A aprovação, pelo Senado Federal, do projeto de lei que extingue o mecanismo da lista tríplice para a escolha de reitores das universidades federais foi recebida como um avanço significativo para o fortalecimento da autonomia universitária e da gestão democrática nas instituições públicas de ensino superior.
A proposta estabelece que o presidente da República deverá nomear o candidato mais votado nas consultas realizadas pelas comunidades acadêmicas, encerrando o modelo anterior em que três nomes eram encaminhados ao governo federal para decisão final.
O texto já havia sido aprovado pela Câmara dos Deputados e agora segue para sanção presidencial. Caso seja sancionada, a nova legislação passará a garantir que o resultado das consultas realizadas nas universidades – com participação de docentes, técnico-administrativos e estudantes – seja respeitado no processo de escolha dos dirigentes das instituições.
Até então, a legislação previa o envio de uma lista com três candidatos indicados pelas universidades. Apesar de essa lista refletir o resultado das consultas internas, a norma permitia que o presidente escolhesse qualquer um dos nomes apresentados, o que em alguns momentos resultou na nomeação de candidatos que não haviam sido os mais votados pela comunidade universitária.

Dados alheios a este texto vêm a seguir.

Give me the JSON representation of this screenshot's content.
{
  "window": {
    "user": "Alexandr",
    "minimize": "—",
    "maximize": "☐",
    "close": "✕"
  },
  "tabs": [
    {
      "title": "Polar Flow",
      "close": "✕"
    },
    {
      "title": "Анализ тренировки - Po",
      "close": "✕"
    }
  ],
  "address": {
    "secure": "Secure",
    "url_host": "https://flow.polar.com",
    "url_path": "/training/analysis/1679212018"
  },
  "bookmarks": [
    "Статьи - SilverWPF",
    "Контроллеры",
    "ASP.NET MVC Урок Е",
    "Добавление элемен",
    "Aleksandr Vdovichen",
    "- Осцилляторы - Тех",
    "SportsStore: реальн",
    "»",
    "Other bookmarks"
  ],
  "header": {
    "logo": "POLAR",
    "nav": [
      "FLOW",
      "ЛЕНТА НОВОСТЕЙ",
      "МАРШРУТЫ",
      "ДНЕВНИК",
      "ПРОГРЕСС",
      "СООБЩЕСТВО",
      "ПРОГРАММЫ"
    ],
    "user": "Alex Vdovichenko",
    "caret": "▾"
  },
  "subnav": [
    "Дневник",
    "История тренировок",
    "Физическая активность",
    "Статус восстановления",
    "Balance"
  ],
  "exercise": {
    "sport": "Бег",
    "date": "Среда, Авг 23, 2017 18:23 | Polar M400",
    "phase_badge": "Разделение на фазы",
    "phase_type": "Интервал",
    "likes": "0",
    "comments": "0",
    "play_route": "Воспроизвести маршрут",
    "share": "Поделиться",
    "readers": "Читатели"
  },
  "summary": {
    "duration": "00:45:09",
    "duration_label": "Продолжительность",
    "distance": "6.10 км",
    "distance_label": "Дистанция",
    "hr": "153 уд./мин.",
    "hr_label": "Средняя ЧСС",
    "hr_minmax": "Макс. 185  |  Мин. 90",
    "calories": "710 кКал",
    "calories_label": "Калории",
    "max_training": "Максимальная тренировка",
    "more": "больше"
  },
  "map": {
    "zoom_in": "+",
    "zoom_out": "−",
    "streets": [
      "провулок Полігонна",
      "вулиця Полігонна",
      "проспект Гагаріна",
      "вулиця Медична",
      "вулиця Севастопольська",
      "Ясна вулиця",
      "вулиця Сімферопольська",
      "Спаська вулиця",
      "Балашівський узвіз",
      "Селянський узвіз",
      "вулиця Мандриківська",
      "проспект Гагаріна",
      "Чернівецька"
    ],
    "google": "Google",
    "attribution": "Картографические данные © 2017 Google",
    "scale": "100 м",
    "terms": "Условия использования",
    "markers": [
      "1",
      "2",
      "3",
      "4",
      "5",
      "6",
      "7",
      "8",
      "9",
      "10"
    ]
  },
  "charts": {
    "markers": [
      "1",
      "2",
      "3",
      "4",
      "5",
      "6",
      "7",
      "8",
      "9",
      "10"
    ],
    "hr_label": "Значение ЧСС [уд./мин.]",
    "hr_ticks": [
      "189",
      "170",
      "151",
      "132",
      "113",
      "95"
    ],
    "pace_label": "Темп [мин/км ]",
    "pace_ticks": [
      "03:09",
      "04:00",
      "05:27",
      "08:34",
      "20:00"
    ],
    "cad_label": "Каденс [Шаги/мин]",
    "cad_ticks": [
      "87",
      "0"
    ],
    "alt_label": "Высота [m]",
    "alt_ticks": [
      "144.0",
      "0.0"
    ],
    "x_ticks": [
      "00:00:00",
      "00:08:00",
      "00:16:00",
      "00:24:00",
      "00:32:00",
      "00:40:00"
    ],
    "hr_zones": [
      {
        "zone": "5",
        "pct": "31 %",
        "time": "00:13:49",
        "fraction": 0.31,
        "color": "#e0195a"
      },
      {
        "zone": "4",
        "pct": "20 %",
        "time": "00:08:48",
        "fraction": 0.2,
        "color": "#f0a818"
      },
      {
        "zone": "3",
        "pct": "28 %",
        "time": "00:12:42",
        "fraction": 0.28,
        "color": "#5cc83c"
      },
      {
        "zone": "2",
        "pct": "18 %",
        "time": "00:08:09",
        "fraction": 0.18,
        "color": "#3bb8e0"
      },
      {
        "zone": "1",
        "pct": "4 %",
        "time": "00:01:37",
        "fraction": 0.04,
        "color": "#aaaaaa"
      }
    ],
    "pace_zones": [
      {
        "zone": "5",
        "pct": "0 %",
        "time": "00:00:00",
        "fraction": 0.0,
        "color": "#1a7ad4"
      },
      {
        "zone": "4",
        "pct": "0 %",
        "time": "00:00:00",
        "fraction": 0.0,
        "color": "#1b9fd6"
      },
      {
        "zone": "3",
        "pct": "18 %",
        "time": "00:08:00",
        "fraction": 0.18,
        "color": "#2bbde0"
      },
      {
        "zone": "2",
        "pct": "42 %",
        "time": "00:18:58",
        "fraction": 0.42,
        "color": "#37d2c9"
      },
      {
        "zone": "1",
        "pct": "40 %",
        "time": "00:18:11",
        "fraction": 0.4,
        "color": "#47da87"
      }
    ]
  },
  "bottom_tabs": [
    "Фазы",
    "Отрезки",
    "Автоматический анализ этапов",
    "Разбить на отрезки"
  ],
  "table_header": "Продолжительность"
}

Para dirigentes e entidades representativas das universidades federais, a aprovação do projeto representa um passo importante para assegurar o respeito à vontade das comunidades acadêmicas e fortalecer o princípio constitucional da autonomia universitária.
Na Universidade Federal do Pará (UFPA), a decisão foi recebida como um marco para o sistema público de ensino superior no país. Segundo o reitor da UFPA, a aprovação do projeto simboliza um momento importante na consolidação da democracia nas universidades federais.
“A universidade brasileira amanhece mais forte quando se trata da sua autonomia. Como reitor da Universidade Federal do Pará, fico muito feliz em ver essa matéria aprovada nas duas casas legislativas do país, restando agora apenas a sanção presidencial. Essa é uma conquista construída coletivamente pelas universidades federais e por todos que defendem uma universidade cada vez mais autônoma e democrática.”
O dirigente também destacou o papel das universidades e da Associação Nacional dos Dirigentes das Instituições Federais de Ensino Superior (Andifes) na mobilização em defesa da medida, ressaltando que a aprovação do projeto representa uma conquista construída ao longo de anos de debate e articulação institucional.
A expectativa agora é pela decisão do presidente da República. Com a sanção da lei, o novo modelo deverá consolidar um processo de escolha alinhado ao princípio da autonomia universitária e ao fortalecimento da participação da comunidade acadêmica na definição da gestão das instituições federais de ensino superior.